The sight of the destroyer racing ahead of the ferry had thrilled him, an honest-to-God warship flying the blue-and-white Star of David, and this approach to Haifa was giving him a yet greater thrill, his first close look at the Promised Land: sun-drenched white buildings mounting the green Carmel slopes, a waterfront crowded with the parti-colored funnels of docked ships from many lands, a naval base lined with combat craft, and on flat ground to the north, imposing chemical plants and oil refineries. The whole panorama was stirring his blood like brass band music.
A deep voice behind him in Hebrew: “Beautiful view, yes?”
The burly speaker wore soiled jeans and an old leather wind-breaker.
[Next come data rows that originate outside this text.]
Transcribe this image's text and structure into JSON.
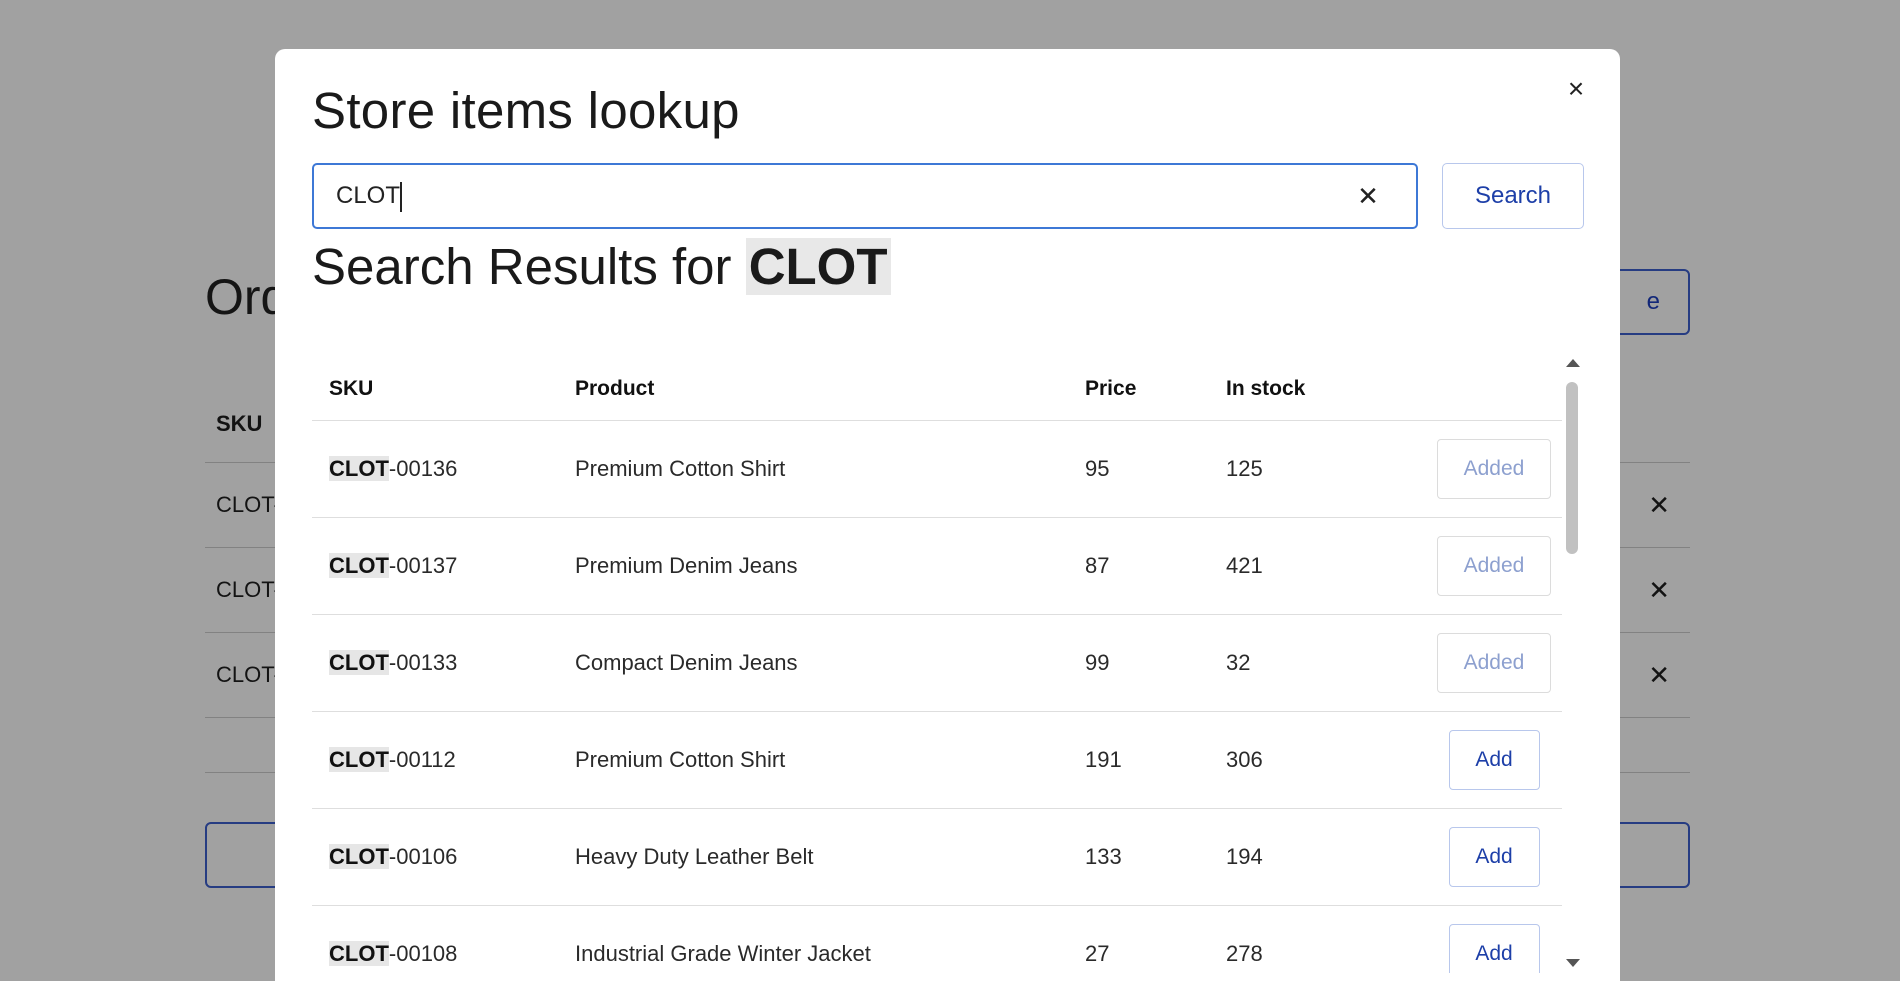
{
  "background": {
    "title_partial": "Ord",
    "outline_button_partial": "e",
    "table_header_sku": "SKU",
    "rows": [
      {
        "sku_partial": "CLOT-",
        "action": "✕"
      },
      {
        "sku_partial": "CLOT-",
        "action": "✕"
      },
      {
        "sku_partial": "CLOT-",
        "action": "✕"
      }
    ]
  },
  "modal": {
    "title": "Store items lookup",
    "close_icon": "×",
    "search": {
      "value": "CLOT",
      "clear_icon": "✕",
      "button_label": "Search"
    },
    "results_heading_prefix": "Search Results for",
    "results_query": "CLOT",
    "table": {
      "headers": {
        "sku": "SKU",
        "product": "Product",
        "price": "Price",
        "stock": "In stock"
      },
      "rows": [
        {
          "sku_prefix": "CLOT",
          "sku_suffix": "-00136",
          "product": "Premium Cotton Shirt",
          "price": "95",
          "stock": "125",
          "action": "Added",
          "added": true
        },
        {
          "sku_prefix": "CLOT",
          "sku_suffix": "-00137",
          "product": "Premium Denim Jeans",
          "price": "87",
          "stock": "421",
          "action": "Added",
          "added": true
        },
        {
          "sku_prefix": "CLOT",
          "sku_suffix": "-00133",
          "product": "Compact Denim Jeans",
          "price": "99",
          "stock": "32",
          "action": "Added",
          "added": true
        },
        {
          "sku_prefix": "CLOT",
          "sku_suffix": "-00112",
          "product": "Premium Cotton Shirt",
          "price": "191",
          "stock": "306",
          "action": "Add",
          "added": false
        },
        {
          "sku_prefix": "CLOT",
          "sku_suffix": "-00106",
          "product": "Heavy Duty Leather Belt",
          "price": "133",
          "stock": "194",
          "action": "Add",
          "added": false
        },
        {
          "sku_prefix": "CLOT",
          "sku_suffix": "-00108",
          "product": "Industrial Grade Winter Jacket",
          "price": "27",
          "stock": "278",
          "action": "Add",
          "added": false
        }
      ]
    }
  },
  "colors": {
    "accent": "#1d3fa8",
    "focus_border": "#3d78d6",
    "overlay": "rgba(0,0,0,0.37)"
  }
}
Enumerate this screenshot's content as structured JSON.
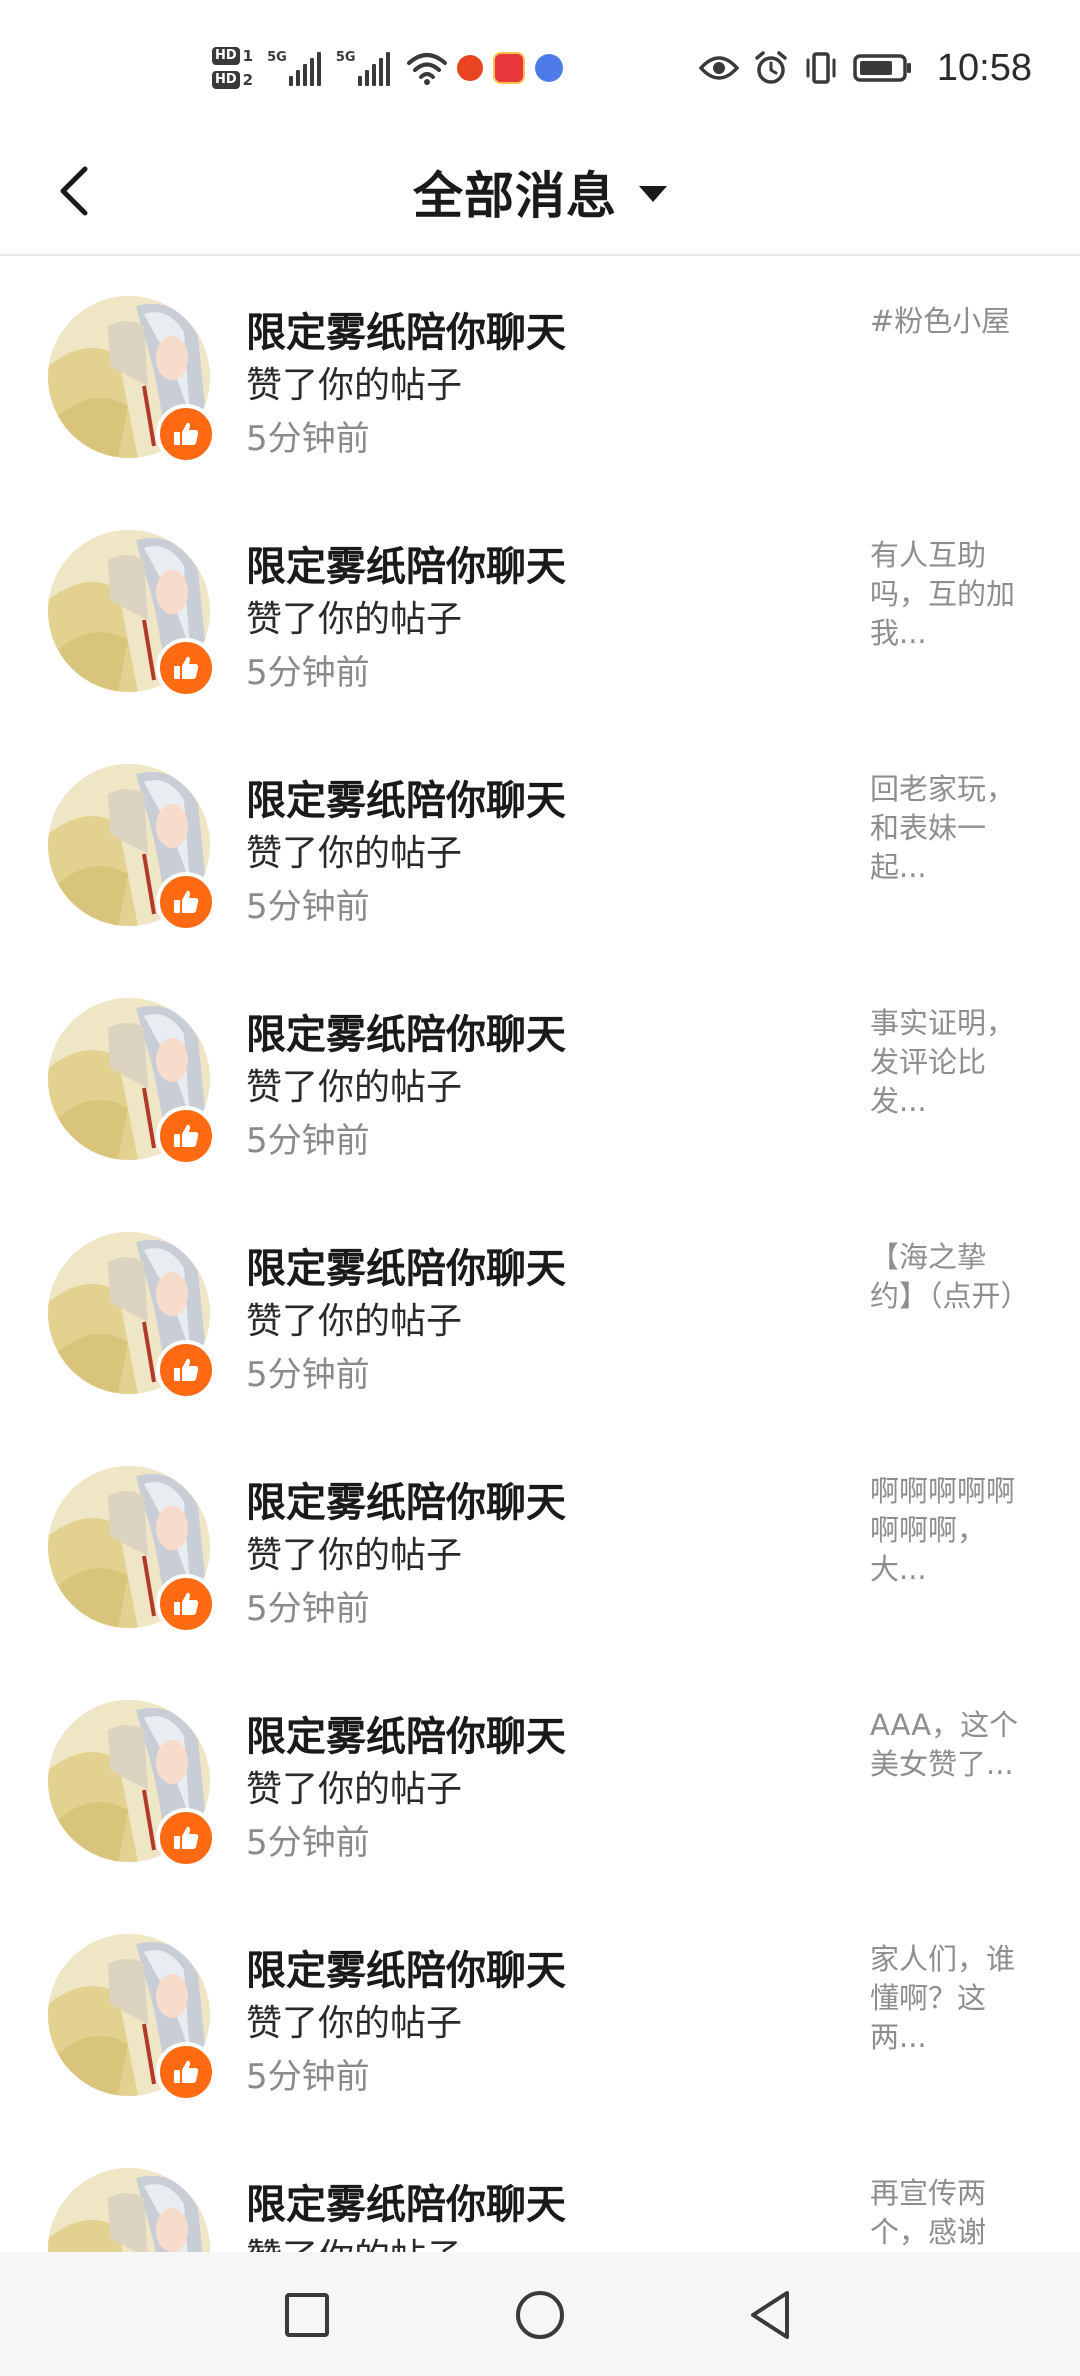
{
  "status_bar": {
    "time": "10:58",
    "sim1_label": "HD",
    "sim1_slot": "1",
    "sim2_label": "HD",
    "sim2_slot": "2",
    "network1": "5G",
    "network2": "5G",
    "battery_level": 0.8,
    "icons": [
      "hd-sim-icon",
      "signal-icon",
      "wifi-icon",
      "app-notification-icon",
      "eye-comfort-icon",
      "alarm-icon",
      "vibrate-icon",
      "battery-icon"
    ]
  },
  "header": {
    "title": "全部消息",
    "back_icon": "chevron-left-icon",
    "dropdown_icon": "caret-down-icon"
  },
  "accent_color": "#ff6a13",
  "messages": [
    {
      "name": "限定雾纸陪你聊天",
      "action": "赞了你的帖子",
      "time": "5分钟前",
      "snippet": "#粉色小屋"
    },
    {
      "name": "限定雾纸陪你聊天",
      "action": "赞了你的帖子",
      "time": "5分钟前",
      "snippet": "有人互助吗，互的加我..."
    },
    {
      "name": "限定雾纸陪你聊天",
      "action": "赞了你的帖子",
      "time": "5分钟前",
      "snippet": "回老家玩，和表妹一起..."
    },
    {
      "name": "限定雾纸陪你聊天",
      "action": "赞了你的帖子",
      "time": "5分钟前",
      "snippet": "事实证明，发评论比发..."
    },
    {
      "name": "限定雾纸陪你聊天",
      "action": "赞了你的帖子",
      "time": "5分钟前",
      "snippet": "【海之挚约】（点开）"
    },
    {
      "name": "限定雾纸陪你聊天",
      "action": "赞了你的帖子",
      "time": "5分钟前",
      "snippet": "啊啊啊啊啊啊啊啊，大..."
    },
    {
      "name": "限定雾纸陪你聊天",
      "action": "赞了你的帖子",
      "time": "5分钟前",
      "snippet": "AAA，这个美女赞了..."
    },
    {
      "name": "限定雾纸陪你聊天",
      "action": "赞了你的帖子",
      "time": "5分钟前",
      "snippet": "家人们，谁懂啊？这两..."
    },
    {
      "name": "限定雾纸陪你聊天",
      "action": "赞了你的帖子",
      "time": "",
      "snippet": "再宣传两个，感谢"
    }
  ],
  "nav_bar": {
    "buttons": [
      "recent-apps-icon",
      "home-icon",
      "back-triangle-icon"
    ]
  }
}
His coarse jowly face was scraggly with black bristles, and his overgrown grizzly hair stirred in the breeze. On the three-day trip from Italy the newcomer had seen this man before, a loner of some sort, sitting apart in the dining salon or the shabby little disco, smoking big cigars.
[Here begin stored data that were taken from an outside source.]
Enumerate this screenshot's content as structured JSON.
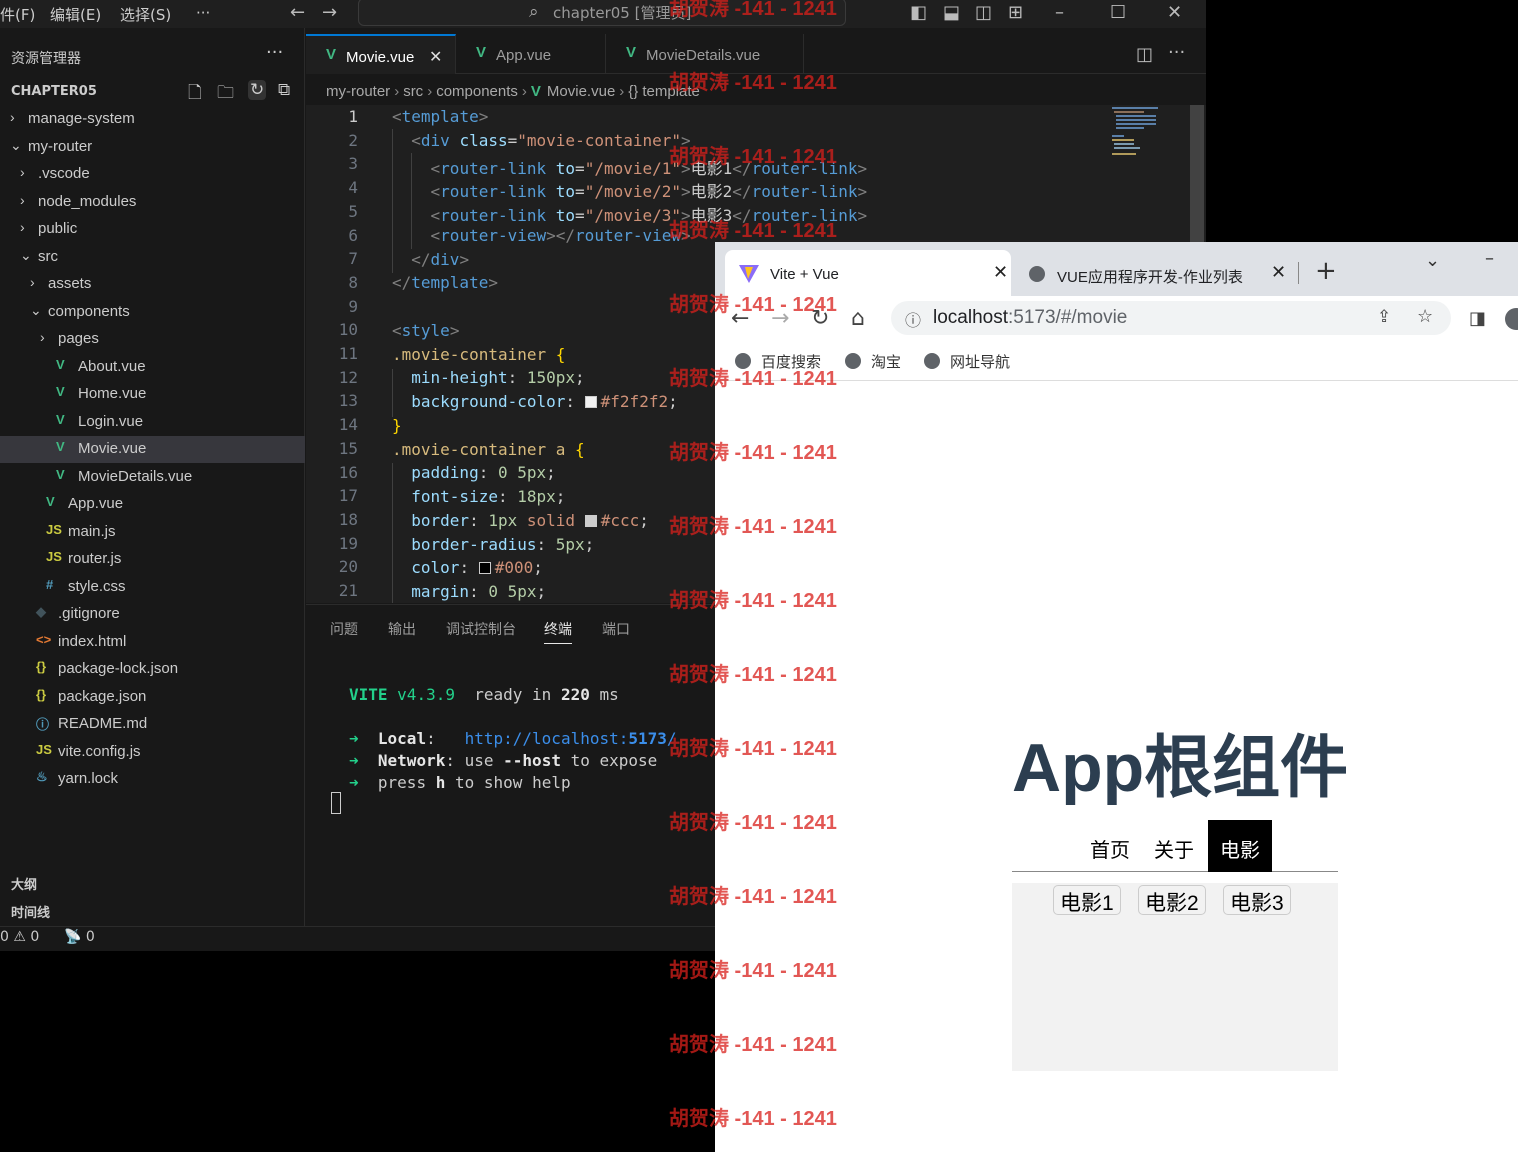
{
  "vscode": {
    "menu": [
      "件(F)",
      "编辑(E)",
      "选择(S)",
      "···"
    ],
    "command_center": "chapter05 [管理员]",
    "explorer_title": "资源管理器",
    "project": "CHAPTER05",
    "tree": [
      {
        "label": "manage-system",
        "kind": "folder",
        "open": false
      },
      {
        "label": "my-router",
        "kind": "folder",
        "open": true
      },
      {
        "label": ".vscode",
        "kind": "folder",
        "open": false
      },
      {
        "label": "node_modules",
        "kind": "folder",
        "open": false
      },
      {
        "label": "public",
        "kind": "folder",
        "open": false
      },
      {
        "label": "src",
        "kind": "folder",
        "open": true
      },
      {
        "label": "assets",
        "kind": "folder",
        "open": false
      },
      {
        "label": "components",
        "kind": "folder",
        "open": true
      },
      {
        "label": "pages",
        "kind": "folder",
        "open": false
      },
      {
        "label": "About.vue",
        "kind": "vue"
      },
      {
        "label": "Home.vue",
        "kind": "vue"
      },
      {
        "label": "Login.vue",
        "kind": "vue"
      },
      {
        "label": "Movie.vue",
        "kind": "vue",
        "active": true
      },
      {
        "label": "MovieDetails.vue",
        "kind": "vue"
      },
      {
        "label": "App.vue",
        "kind": "vue"
      },
      {
        "label": "main.js",
        "kind": "js"
      },
      {
        "label": "router.js",
        "kind": "js"
      },
      {
        "label": "style.css",
        "kind": "css"
      },
      {
        "label": ".gitignore",
        "kind": "git"
      },
      {
        "label": "index.html",
        "kind": "html"
      },
      {
        "label": "package-lock.json",
        "kind": "json"
      },
      {
        "label": "package.json",
        "kind": "json"
      },
      {
        "label": "README.md",
        "kind": "info"
      },
      {
        "label": "vite.config.js",
        "kind": "js"
      },
      {
        "label": "yarn.lock",
        "kind": "yarn"
      }
    ],
    "sections": [
      "大纲",
      "时间线"
    ],
    "status": {
      "errors": "0",
      "warnings": "0",
      "ports": "0"
    },
    "tabs": [
      {
        "label": "Movie.vue",
        "active": true
      },
      {
        "label": "App.vue"
      },
      {
        "label": "MovieDetails.vue"
      }
    ],
    "breadcrumb": [
      "my-router",
      "src",
      "components",
      "Movie.vue",
      "template"
    ],
    "line_numbers": [
      "1",
      "2",
      "3",
      "4",
      "5",
      "6",
      "7",
      "8",
      "9",
      "10",
      "11",
      "12",
      "13",
      "14",
      "15",
      "16",
      "17",
      "18",
      "19",
      "20",
      "21"
    ],
    "code": {
      "l1_tag": "template",
      "l2_tag": "div",
      "l2_attr": "class",
      "l2_val": "\"movie-container\"",
      "link_tag": "router-link",
      "link_attr": "to",
      "l3_val": "\"/movie/1\"",
      "l3_text": "电影1",
      "l4_val": "\"/movie/2\"",
      "l4_text": "电影2",
      "l5_val": "\"/movie/3\"",
      "l5_text": "电影3",
      "l6_tag": "router-view",
      "l7_tag": "div",
      "l8_tag": "template",
      "l10_tag": "style",
      "l11_sel": ".movie-container",
      "l12_prop": "min-height",
      "l12_val": "150px",
      "l13_prop": "background-color",
      "l13_val": "#f2f2f2",
      "l15_sel": ".movie-container a",
      "l16_prop": "padding",
      "l16_val": "0 5px",
      "l17_prop": "font-size",
      "l17_val": "18px",
      "l18_prop": "border",
      "l18_num": "1px",
      "l18_kw": "solid",
      "l18_val": "#ccc",
      "l19_prop": "border-radius",
      "l19_val": "5px",
      "l20_prop": "color",
      "l20_val": "#000",
      "l21_prop": "margin",
      "l21_val": "0 5px"
    },
    "panel_tabs": [
      "问题",
      "输出",
      "调试控制台",
      "终端",
      "端口"
    ],
    "terminal": {
      "vite": "VITE",
      "version": "v4.3.9",
      "ready": "ready in",
      "ready_ms": "220",
      "ms": "ms",
      "arrow": "➜",
      "local_label": "Local",
      "local_url_a": "http://localhost:",
      "local_url_port": "5173",
      "local_url_b": "/",
      "network_label": "Network",
      "network_a": "use",
      "network_flag": "--host",
      "network_b": "to expose",
      "press_a": "press",
      "press_key": "h",
      "press_b": "to show help"
    }
  },
  "browser": {
    "tabs": [
      {
        "label": "Vite + Vue",
        "active": true
      },
      {
        "label": "VUE应用程序开发-作业列表"
      }
    ],
    "url_host": "localhost",
    "url_rest": ":5173/#/movie",
    "bookmarks": [
      "百度搜索",
      "淘宝",
      "网址导航"
    ],
    "page": {
      "title": "App根组件",
      "nav": [
        {
          "label": "首页"
        },
        {
          "label": "关于"
        },
        {
          "label": "电影",
          "active": true
        }
      ],
      "movies": [
        "电影1",
        "电影2",
        "电影3"
      ]
    }
  },
  "watermark": "胡贺涛 -141 - 1241",
  "colors": {
    "vscode_bg": "#181818",
    "editor_bg": "#1f1f1f",
    "accent": "#0078d4",
    "vue_green": "#41b883",
    "title_color": "#2c3e50",
    "movie_bg": "#f2f2f2",
    "watermark": "#d9201b"
  }
}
“Ken, yofeh m’od.” (“Yes, very beautiful.”)
“Ah, so you’re an American.” The man switched to guttural English.
The young man laughed. “Three words in Hebrew, and you can tell?”
“You must be bringing in that new blue Porsche.”
“That’s my car.”
“Tourist?”
“Nope, making aliya.”
The pudgy face showed amused surprise. “You’re coming to Israel to live? For good? From America?”
“Why not? For a Jew nowadays, this is where it’s at, isn’t it?”
“Oh, absolutely. Kol ha’kavod! [All honor!] But look here, you may run into problems with that Porsche at the Mekhess. You know what that is, the Mekhess?”